Elon Musk affirme que le « tsunami supersonique » imminent de l’IA et de la robotique rendra l’épargne-retraite dénuée de sens, conduisant à un monde de pénurie zéro.
Le PDG de Tesla et SpaceX a admis qu’il était plus « optimiste » que la plupart, mais a insisté, contrairement aux conseils avisés de presque tous les autres experts financiers, sur le fait que les gens ne devraient pas s’inquiéter de devoir construire leur pécule dans un avenir lointain.
« Je n’ai pas à me soucier de rassembler de l’argent pour ma retraite dans 10 ou 20 ans », a déclaré l’homme le plus riche du monde sur le podcast « Moonshot » avec Peter Diamandis en janvier. « Ce ne sera pas un problème. »
Certaines des opinions controversées de Musk sont basées sur sa vision selon laquelle le monde sera transformé par les progrès rapides de l’IA, de la robotique et des technologies énergétiques.
L’opinion passionnée de M. Musk
Musk a prédit que d’ici 2030, l’IA dépassera « l’intelligence de tous les humains réunis ». Il a également affirmé qu’il y aurait éventuellement plus de robots humanoïdes que d’humains sur Terre. Petit à petit, les emplois traditionnels seront également remplacés et les postes de cols blancs figureront en tête de liste.
« Pour des choses autres que la formation d’atomes, l’IA peut probablement faire plus de la moitié de ces tâches à l’heure actuelle », a-t-il déclaré.
Ces progrès pourraient conduire à des augmentations significatives de la productivité, a-t-il déclaré, qui dépasseraient « ce que les gens considéreraient probablement comme riche ».
À l’avenir, a-t-il soutenu, au lieu d’un revenu universel, chacun pourra bénéficier d’un « revenu universel « pour obtenir tout ce que vous voulez » ». Dans le monde prévu par Musk, le lien entre les salaires individuels, l’épargne et le niveau de vie ne sera plus pertinent.

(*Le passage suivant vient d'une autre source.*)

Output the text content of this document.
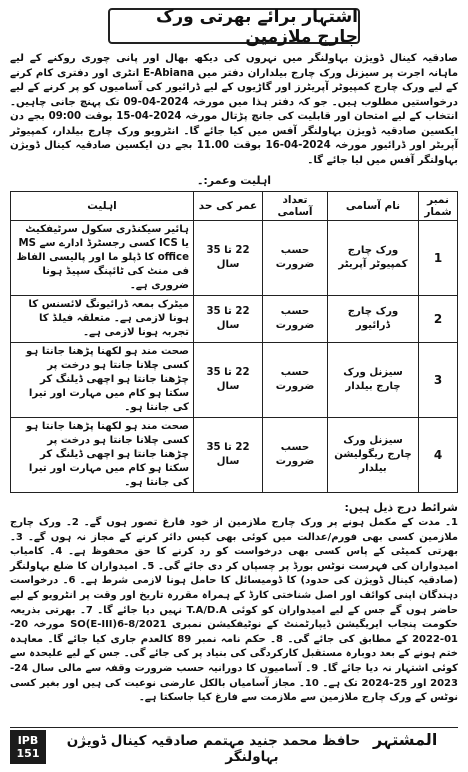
اشتہار برائے بھرتی ورک چارج ملازمین
صادقیہ کینال ڈویژن بہاولنگر میں نہروں کی دیکھ بھال اور پانی چوری روکنے کے لیے ماہانہ اجرت پر سیزنل ورک چارج بیلداران دفتر میں E-Abiana انٹری اور دفتری کام کرنے کے لیے ورک چارج کمپیوٹر آپریٹرز اور گاڑیوں کے لیے ڈرائیور کی آسامیوں کو پر کرنے کے لیے درخواستیں مطلوب ہیں۔ جو کہ دفتر ہذا میں مورخہ 2024-04-09 تک پہنچ جانی چاہیں۔ انتخاب کے لیے امتحان اور قابلیت کی جانچ پڑتال مورخہ 2024-04-15 بوقت 09:00 بجے دن ایکسین صادقیہ ڈویژن بہاولنگر آفس میں کیا جائے گا۔ انٹرویو ورک چارج بیلدار، کمپیوٹر آپریٹر اور ڈرائیور مورخہ 2024-04-16 بوقت 11.00 بجے دن ایکسین صادقیہ کینال ڈویژن بہاولنگر آفس میں لیا جائے گا۔
اہلیت وعمر:۔
نمبر شمار	نام آسامی	تعداد آسامی	عمر کی حد	اہلیت
1	ورک چارج کمپیوٹر آپریٹر	حسب ضرورت	22 تا 35 سال	ہائیر سیکنڈری سکول سرٹیفکیٹ یا ICS کسی رجسٹرڈ ادارے سے MS office کا ڈپلو ما اور پالیسی الفاظ فی منٹ کی ٹائپنگ سپیڈ ہونا ضروری ہے۔
2	ورک چارج ڈرائیور	حسب ضرورت	22 تا 35 سال	میٹرک بمعہ ڈرائیونگ لائسنس کا ہونا لازمی ہے۔ متعلقہ فیلڈ کا تجربہ ہونا لازمی ہے۔
3	سیزنل ورک چارج بیلدار	حسب ضرورت	22 تا 35 سال	صحت مند ہو لکھنا پڑھنا جانتا ہو کسی چلانا جانتا ہو درخت پر چڑھنا جانتا ہو اچھی ڈیلنگ کر سکتا ہو کام میں مہارت اور تیرا کی جانتا ہو۔
4	سیزنل ورک چارج ریگولیشن بیلدار	حسب ضرورت	22 تا 35 سال	صحت مند ہو لکھنا پڑھنا جانتا ہو کسی چلانا جانتا ہو درخت پر چڑھنا جانتا ہو اچھی ڈیلنگ کر سکتا ہو کام میں مہارت اور تیرا کی جانتا ہو۔
شرائط درج ذیل ہیں:
1۔ مدت کے مکمل ہونے پر ورک چارج ملازمین از خود فارغ تصور ہوں گے۔ 2۔ ورک چارج ملازمین کسی بھی فورم/عدالت میں کوئی بھی کیس دائر کرنے کے مجاز نہ ہوں گے۔ 3۔ بھرتی کمیٹی کے پاس کسی بھی درخواست کو رد کرنے کا حق محفوظ ہے۔ 4۔ کامیاب امیدواران کی فہرست نوٹس بورڈ پر چسپاں کر دی جائے گی۔ 5۔ امیدواران کا ضلع بہاولنگر (صادقیہ کینال ڈویژن کی حدود) کا ڈومیسائل کا حامل ہونا لازمی شرط ہے۔ 6۔ درخواست دہندگان اپنی کوائف اور اصل شناختی کارڈ کے ہمراہ مقررہ تاریخ اور وقت پر انٹرویو کے لیے حاضر ہوں گے جس کے لیے امیدواران کو کوئی T.A/D.A نہیں دیا جائے گا۔ 7۔ بھرتی بذریعہ حکومت پنجاب ایریگیشن ڈیپارٹمنٹ کے نوٹیفکیشن نمبری SO(E-III)6-8/2021 مورخہ 20-01-2022 کے مطابق کی جائے گی۔ 8۔ حکم نامہ نمبر 89 کالعدم جاری کیا جائے گا۔ معاہدہ ختم ہونے کے بعد دوبارہ مستقبل کارکردگی کی بنیاد پر کی جائے گی۔ جس کے لیے علیحدہ سے کوئی اشتہار نہ دیا جائے گا۔ 9۔ آسامیوں کا دورانیہ حسب ضرورت وقفہ سے مالی سال 24-2023 اور 25-2024 تک ہے۔ 10۔ مجاز آسامیاں بالکل عارضی نوعیت کی ہیں اور بغیر کسی نوٹس کے ورک چارج ملازمین سے ملازمت سے فارغ کیا جاسکتا ہے۔
IPB
151
المشتہر حافظ محمد جنید مہتمم صادقیہ کینال ڈویژن بہاولنگر
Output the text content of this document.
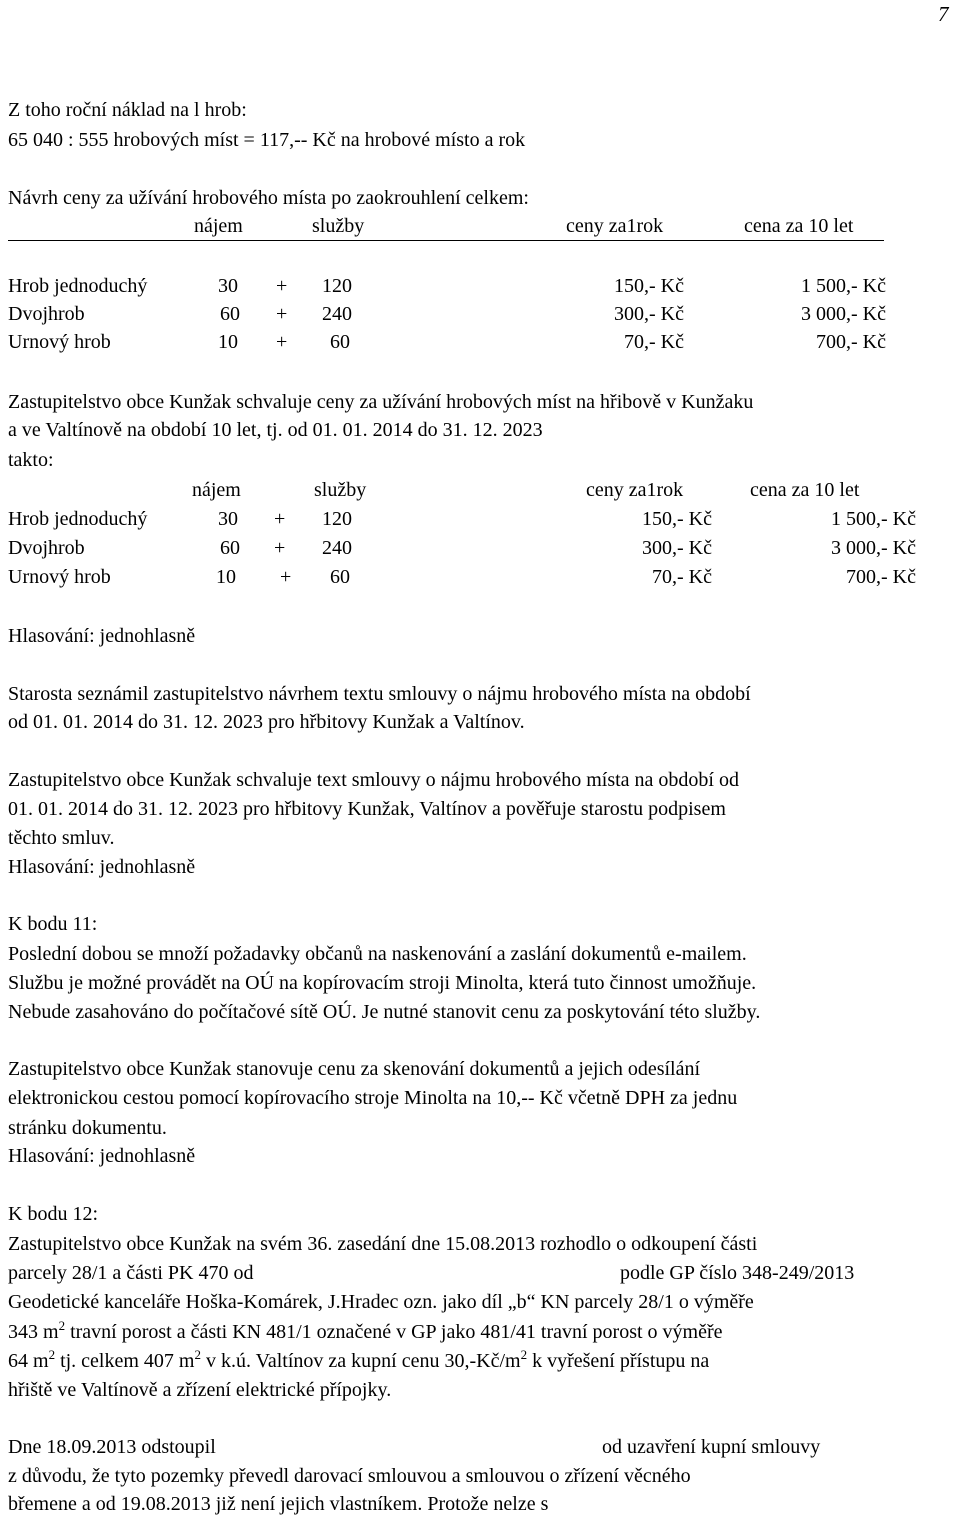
7
Z toho roční náklad na l hrob:
65 040 : 555 hrobových míst = 117,-- Kč na hrobové místo a rok
Návrh ceny za užívání hrobového místa po zaokrouhlení celkem:
nájem	služby	ceny za1rok	cena za 10 let
Hrob jednoduchý	30 + 120	150,- Kč	1 500,- Kč
Dvojhrob	60 + 240	300,- Kč	3 000,- Kč
Urnový hrob	10 + 60	70,- Kč	700,- Kč
Zastupitelstvo obce Kunžak schvaluje ceny za užívání hrobových míst na hřibově v Kunžaku
a ve Valtínově na období 10 let, tj. od 01. 01. 2014 do 31. 12. 2023
takto:
nájem	služby	ceny za1rok	cena za 10 let
Hrob jednoduchý	30 + 120	150,- Kč	1 500,- Kč
Dvojhrob	60 + 240	300,- Kč	3 000,- Kč
Urnový hrob	10 + 60	70,- Kč	700,- Kč
Hlasování: jednohlasně
Starosta seznámil zastupitelstvo návrhem textu smlouvy o nájmu hrobového místa na období
od 01. 01. 2014 do 31. 12. 2023 pro hřbitovy Kunžak a Valtínov.
Zastupitelstvo obce Kunžak schvaluje text smlouvy o nájmu hrobového místa na období od
01. 01. 2014 do 31. 12. 2023 pro hřbitovy Kunžak, Valtínov a pověřuje starostu podpisem
těchto smluv.
Hlasování: jednohlasně
K bodu 11:
Poslední dobou se množí požadavky občanů na naskenování a zaslání dokumentů e-mailem.
Službu je možné provádět na OÚ na kopírovacím stroji Minolta, která tuto činnost umožňuje.
Nebude zasahováno do počítačové sítě OÚ. Je nutné stanovit cenu za poskytování této služby.
Zastupitelstvo obce Kunžak stanovuje cenu za skenování dokumentů a jejich odesílání
elektronickou cestou pomocí kopírovacího stroje Minolta na 10,-- Kč včetně DPH za jednu
stránku dokumentu.
Hlasování: jednohlasně
K bodu 12:
Zastupitelstvo obce Kunžak na svém 36. zasedání dne 15.08.2013 rozhodlo o odkoupení části
parcely 28/1 a části PK 470 od	podle GP číslo 348-249/2013
Geodetické kanceláře Hoška-Komárek, J.Hradec ozn. jako díl „b“ KN parcely 28/1 o výměře
343 $m^2$ travní porost a části KN 481/1 označené v GP jako 481/41 travní porost o výměře
64 $m^2$ tj. celkem 407 $m^2$ v k.ú. Valtínov za kupní cenu $30,-Kč/m^2$ k vyřešení přístupu na
hřiště ve Valtínově a zřízení elektrické přípojky.
Dne 18.09.2013 odstoupil	od uzavření kupní smlouvy
z důvodu, že tyto pozemky převedl darovací smlouvou a smlouvou o zřízení věcného
břemene a od 19.08.2013 již není jejich vlastníkem. Protože nelze s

Avec l’aide de l’IA, les gens auront accès à de meilleurs soins de santé qu’ils n’en ont actuellement d’ici cinq ans, même s’ils n’ont pas d’économies. Il supprime également les restrictions sur l’accès aux biens, aux services et aux opportunités éducatives.
Les commentaires de Musk s’appuient sur des affirmations antérieures selon lesquelles l’IA et les robots humanoïdes rendront le travail « facultatif » et l’argent inutile d’ici 10 à 20 ans. Musk a déjà comparé l’avenir du travail aux activités de loisirs telles que les sports et les jeux vidéo, plutôt qu’aux nécessités de survie.
« Si vous voulez travailler, vous pouvez aller au magasin et acheter des légumes, ou vous pouvez cultiver des légumes dans votre jardin. Cultiver des légumes dans votre jardin est beaucoup plus difficile, mais il y a des gens qui aiment cultiver des légumes et qui travaillent toujours », a déclaré Musk lors du Forum d’investissement américano-saoudien en novembre.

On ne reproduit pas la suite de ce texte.